Потом у Дины появился собственный уголок: ей дали комнату, два на два метра. Но все чаще она стала вспоминать родной Север, свою Малую Пинежку…
— Не могла больше жить на чужбине. Душа рвалась домой, к родным, где меня ждали и любили. Во мне все больше проявлялась чудь… Вернувшись, пошла работать на узкоколейную железную дорогу в Выйский леспромхоз. Потом закончила с отличием ремесленное училище, стала поваром. Проработав две навигации на пароходах, «осела» в Лименде, на фабрике-кухне. Закончила заочное отделение Архангельского техникума советской торговли. Больше рабочего места не меняла. 27 лет проработала на фабрике-кухне, стала заместителем директора.
Получив в молодости два удара под дых, десять лет Дина Александровна жила одна.
— Не могла никого видеть, не то что связывать с кем-то свою жизнь. Однажды на одной неделе мне сделали сразу три предложения. Я этих парней знала, но не думала, что они влюблены. И опять выбрала не того. Жизнь показала, что я ошиблась — уже в который раз. Но муж не рукавица — не сбросишь с руки… Он постоянно уходил в плавание — так и прожили двадцать с лишним лет.
А выйдя на пенсию в 1990 году, Дина Александровна взялась за перо. Из-под ее руки вышло более десяти документальных и автобиографических книг.
— Жизнь прожита не зря.

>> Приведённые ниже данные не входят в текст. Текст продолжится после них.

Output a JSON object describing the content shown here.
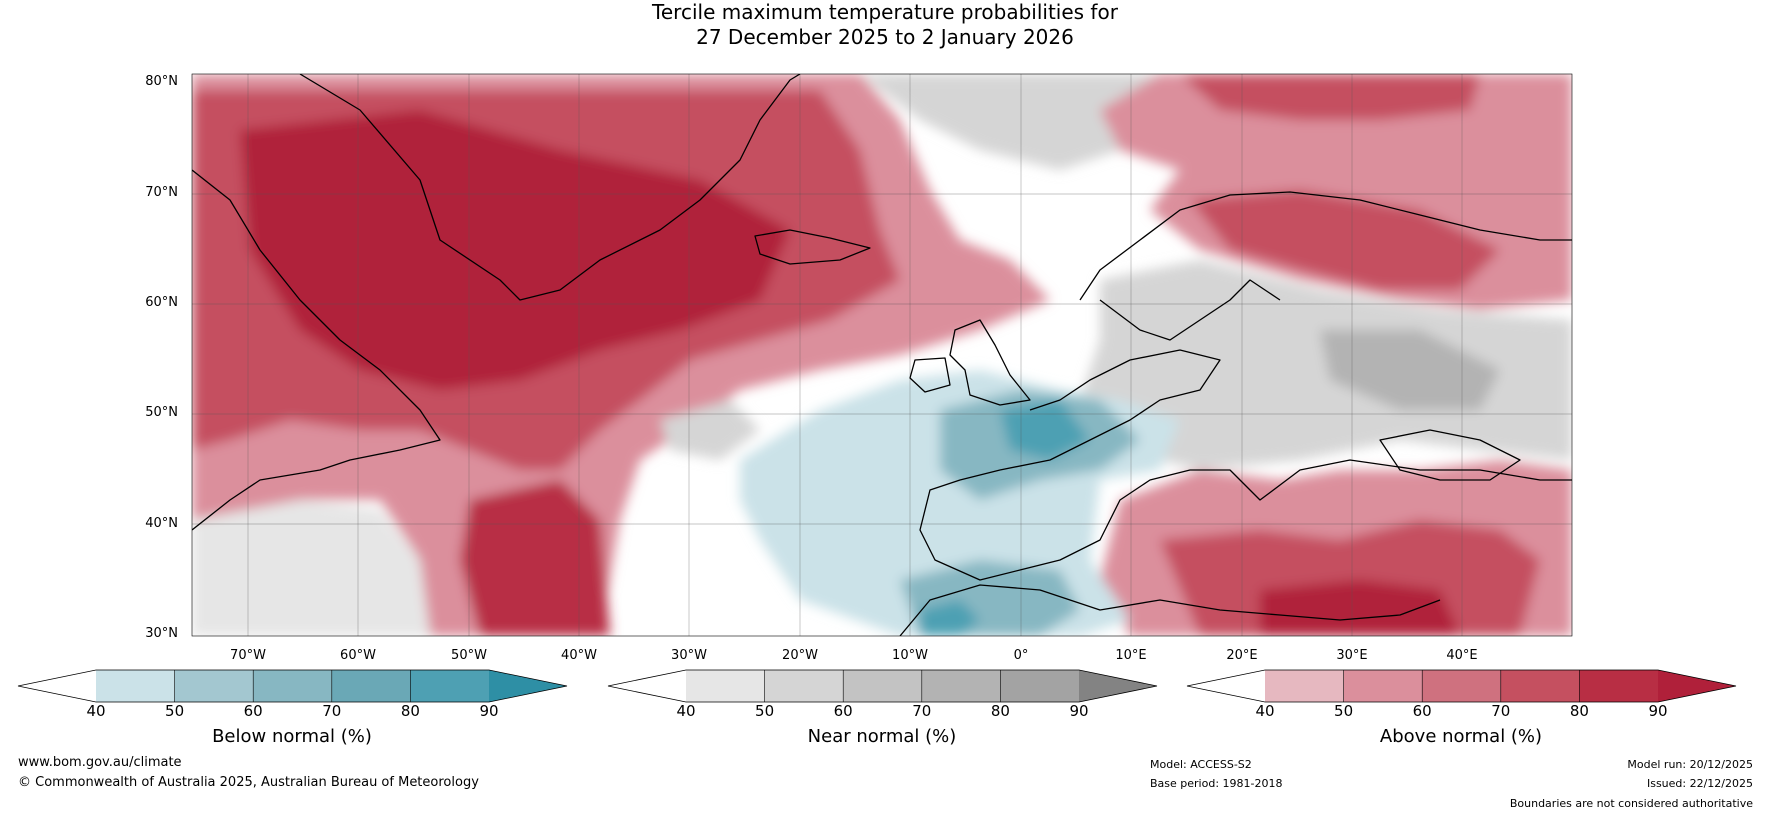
{
  "title": {
    "line1": "Tercile maximum temperature probabilities for",
    "line2": "27 December 2025 to 2 January 2026"
  },
  "map": {
    "lat_labels": [
      "80°N",
      "70°N",
      "60°N",
      "50°N",
      "40°N",
      "30°N"
    ],
    "lon_labels": [
      "70°W",
      "60°W",
      "50°W",
      "40°W",
      "30°W",
      "20°W",
      "10°W",
      "0°",
      "10°E",
      "20°E",
      "30°E",
      "40°E"
    ],
    "extent": {
      "lon_min": -75,
      "lon_max": 50,
      "lat_min": 30,
      "lat_max": 81
    }
  },
  "legends": [
    {
      "title": "Below normal (%)",
      "ticks": [
        "40",
        "50",
        "60",
        "70",
        "80",
        "90"
      ],
      "colors": [
        "#ffffff",
        "#cbe2e8",
        "#a3c7d0",
        "#87b7c2",
        "#6aa8b6",
        "#4ea0b3",
        "#2e8fa5"
      ]
    },
    {
      "title": "Near normal (%)",
      "ticks": [
        "40",
        "50",
        "60",
        "70",
        "80",
        "90"
      ],
      "colors": [
        "#ffffff",
        "#e6e6e6",
        "#d5d5d5",
        "#c3c3c3",
        "#b3b3b3",
        "#a3a3a3",
        "#838383"
      ]
    },
    {
      "title": "Above normal (%)",
      "ticks": [
        "40",
        "50",
        "60",
        "70",
        "80",
        "90"
      ],
      "colors": [
        "#ffffff",
        "#e6b8c0",
        "#db8f9c",
        "#cf717f",
        "#c55060",
        "#b82e44",
        "#b0203a"
      ]
    }
  ],
  "footer": {
    "website": "www.bom.gov.au/climate",
    "copyright": "© Commonwealth of Australia 2025, Australian Bureau of Meteorology",
    "model": "Model: ACCESS-S2",
    "base_period": "Base period: 1981-2018",
    "model_run": "Model run: 20/12/2025",
    "issued": "Issued: 22/12/2025",
    "disclaimer": "Boundaries are not considered authoritative"
  }
}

Пусть по глупости, по детской трусости лишила себя счастья материнства, но, считаю, Господь простил меня и дал возможность оставить след на земле.
Много лет назад Дина Кокорина начала записывать все, что могли ей поведать земляки, в том числе и о далеких предках, о народе, что жил на Пинеге до прихода славян.

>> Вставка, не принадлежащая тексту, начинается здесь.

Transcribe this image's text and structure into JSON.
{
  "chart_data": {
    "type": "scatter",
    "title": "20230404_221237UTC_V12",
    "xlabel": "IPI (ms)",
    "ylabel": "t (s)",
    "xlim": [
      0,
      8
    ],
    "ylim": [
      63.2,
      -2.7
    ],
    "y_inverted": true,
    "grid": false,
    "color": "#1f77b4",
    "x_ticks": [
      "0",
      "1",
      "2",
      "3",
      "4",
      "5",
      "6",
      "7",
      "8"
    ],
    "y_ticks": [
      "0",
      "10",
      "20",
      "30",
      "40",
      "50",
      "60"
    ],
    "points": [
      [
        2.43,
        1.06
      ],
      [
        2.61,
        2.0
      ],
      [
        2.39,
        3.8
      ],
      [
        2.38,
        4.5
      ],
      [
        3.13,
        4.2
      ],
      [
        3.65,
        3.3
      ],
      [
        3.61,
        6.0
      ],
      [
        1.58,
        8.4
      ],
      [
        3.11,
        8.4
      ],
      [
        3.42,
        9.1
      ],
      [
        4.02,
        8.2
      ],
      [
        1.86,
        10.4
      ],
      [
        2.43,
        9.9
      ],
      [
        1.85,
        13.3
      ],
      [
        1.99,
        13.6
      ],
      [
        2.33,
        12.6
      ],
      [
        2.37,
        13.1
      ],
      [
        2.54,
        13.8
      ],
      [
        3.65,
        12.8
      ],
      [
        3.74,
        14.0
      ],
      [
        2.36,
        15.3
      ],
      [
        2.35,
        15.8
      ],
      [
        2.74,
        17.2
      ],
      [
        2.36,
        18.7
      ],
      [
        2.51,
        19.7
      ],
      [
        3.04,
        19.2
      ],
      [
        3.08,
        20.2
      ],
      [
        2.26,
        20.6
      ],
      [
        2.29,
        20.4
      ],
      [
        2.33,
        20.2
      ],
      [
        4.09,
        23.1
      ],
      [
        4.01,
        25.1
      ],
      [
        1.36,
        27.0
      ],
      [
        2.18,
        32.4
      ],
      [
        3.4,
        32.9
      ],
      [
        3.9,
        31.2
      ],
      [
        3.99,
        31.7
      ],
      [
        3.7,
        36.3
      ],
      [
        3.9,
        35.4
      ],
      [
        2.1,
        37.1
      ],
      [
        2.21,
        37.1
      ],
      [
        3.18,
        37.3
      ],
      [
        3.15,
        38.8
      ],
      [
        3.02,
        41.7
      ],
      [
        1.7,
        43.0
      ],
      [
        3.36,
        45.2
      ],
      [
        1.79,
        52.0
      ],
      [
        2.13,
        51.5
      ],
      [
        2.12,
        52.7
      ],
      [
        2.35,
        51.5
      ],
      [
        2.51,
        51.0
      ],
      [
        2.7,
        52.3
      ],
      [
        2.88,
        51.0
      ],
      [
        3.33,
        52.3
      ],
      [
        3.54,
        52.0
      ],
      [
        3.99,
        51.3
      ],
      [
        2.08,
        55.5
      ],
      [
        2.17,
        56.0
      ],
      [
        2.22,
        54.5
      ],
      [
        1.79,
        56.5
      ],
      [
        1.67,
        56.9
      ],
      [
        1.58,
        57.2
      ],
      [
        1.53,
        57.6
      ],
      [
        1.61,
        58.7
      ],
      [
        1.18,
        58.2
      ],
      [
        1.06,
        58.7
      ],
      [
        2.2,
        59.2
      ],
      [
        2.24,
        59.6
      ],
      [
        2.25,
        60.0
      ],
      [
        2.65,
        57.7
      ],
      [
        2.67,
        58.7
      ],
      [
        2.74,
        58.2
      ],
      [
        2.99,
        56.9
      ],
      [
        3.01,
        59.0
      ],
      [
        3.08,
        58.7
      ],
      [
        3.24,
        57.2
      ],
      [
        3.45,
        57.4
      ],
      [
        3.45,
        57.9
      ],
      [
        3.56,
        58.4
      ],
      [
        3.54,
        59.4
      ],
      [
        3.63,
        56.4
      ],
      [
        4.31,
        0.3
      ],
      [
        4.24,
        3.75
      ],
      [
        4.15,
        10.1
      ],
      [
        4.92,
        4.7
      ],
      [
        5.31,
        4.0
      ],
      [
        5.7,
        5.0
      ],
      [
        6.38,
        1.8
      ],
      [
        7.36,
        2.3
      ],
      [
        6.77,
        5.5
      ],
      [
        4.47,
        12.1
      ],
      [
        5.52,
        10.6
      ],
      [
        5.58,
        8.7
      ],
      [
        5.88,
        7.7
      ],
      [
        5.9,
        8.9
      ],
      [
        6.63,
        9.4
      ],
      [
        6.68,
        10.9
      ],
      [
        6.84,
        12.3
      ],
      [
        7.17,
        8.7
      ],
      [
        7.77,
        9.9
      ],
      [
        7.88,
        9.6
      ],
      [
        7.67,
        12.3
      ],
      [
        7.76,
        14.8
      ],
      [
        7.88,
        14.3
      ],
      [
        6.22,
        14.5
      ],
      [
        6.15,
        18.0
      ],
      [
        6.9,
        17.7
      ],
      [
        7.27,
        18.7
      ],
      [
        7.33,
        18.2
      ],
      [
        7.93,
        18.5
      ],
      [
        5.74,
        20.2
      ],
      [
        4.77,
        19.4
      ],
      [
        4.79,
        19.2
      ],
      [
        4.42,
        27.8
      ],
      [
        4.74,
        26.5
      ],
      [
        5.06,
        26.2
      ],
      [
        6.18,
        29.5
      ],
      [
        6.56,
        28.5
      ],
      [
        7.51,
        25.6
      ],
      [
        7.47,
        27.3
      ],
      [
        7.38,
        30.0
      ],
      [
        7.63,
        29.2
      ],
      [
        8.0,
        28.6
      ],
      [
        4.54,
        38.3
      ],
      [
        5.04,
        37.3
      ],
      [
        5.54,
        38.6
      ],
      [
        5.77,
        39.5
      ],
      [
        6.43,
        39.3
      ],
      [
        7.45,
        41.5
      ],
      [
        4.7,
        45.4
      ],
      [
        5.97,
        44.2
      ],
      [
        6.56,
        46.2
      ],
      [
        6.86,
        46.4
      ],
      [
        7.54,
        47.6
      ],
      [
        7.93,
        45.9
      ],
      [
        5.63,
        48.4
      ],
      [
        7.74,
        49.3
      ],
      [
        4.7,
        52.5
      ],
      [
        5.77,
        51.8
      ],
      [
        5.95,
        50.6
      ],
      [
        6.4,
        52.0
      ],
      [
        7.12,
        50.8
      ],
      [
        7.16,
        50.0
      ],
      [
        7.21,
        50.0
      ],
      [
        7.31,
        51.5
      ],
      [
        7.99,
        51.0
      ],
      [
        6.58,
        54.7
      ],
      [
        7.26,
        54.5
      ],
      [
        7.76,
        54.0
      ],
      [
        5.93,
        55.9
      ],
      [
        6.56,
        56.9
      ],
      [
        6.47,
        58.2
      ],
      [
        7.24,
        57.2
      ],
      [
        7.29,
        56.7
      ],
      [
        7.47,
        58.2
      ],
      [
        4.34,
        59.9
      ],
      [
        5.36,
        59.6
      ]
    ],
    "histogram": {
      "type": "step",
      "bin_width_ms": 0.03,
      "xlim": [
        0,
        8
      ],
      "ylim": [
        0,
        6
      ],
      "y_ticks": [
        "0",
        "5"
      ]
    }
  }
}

Ясно, что сказочный народ чудь не исчез, не канул бесследно в века. Когда в 2002 году проходила Всероссийская перепись населения, чудь снова включили в списки. В перечне языков и национальностей РФ она записана под номером 351.
Когда к Дине Кокориной пришли переписчики, в графе национальность она с уверенностью указала: чудь. Еще немало представителей древнего народа живет в Верхнетоемском районе, куда при разливе рек можно добраться только бродом, по старинным тропам через Пинегу.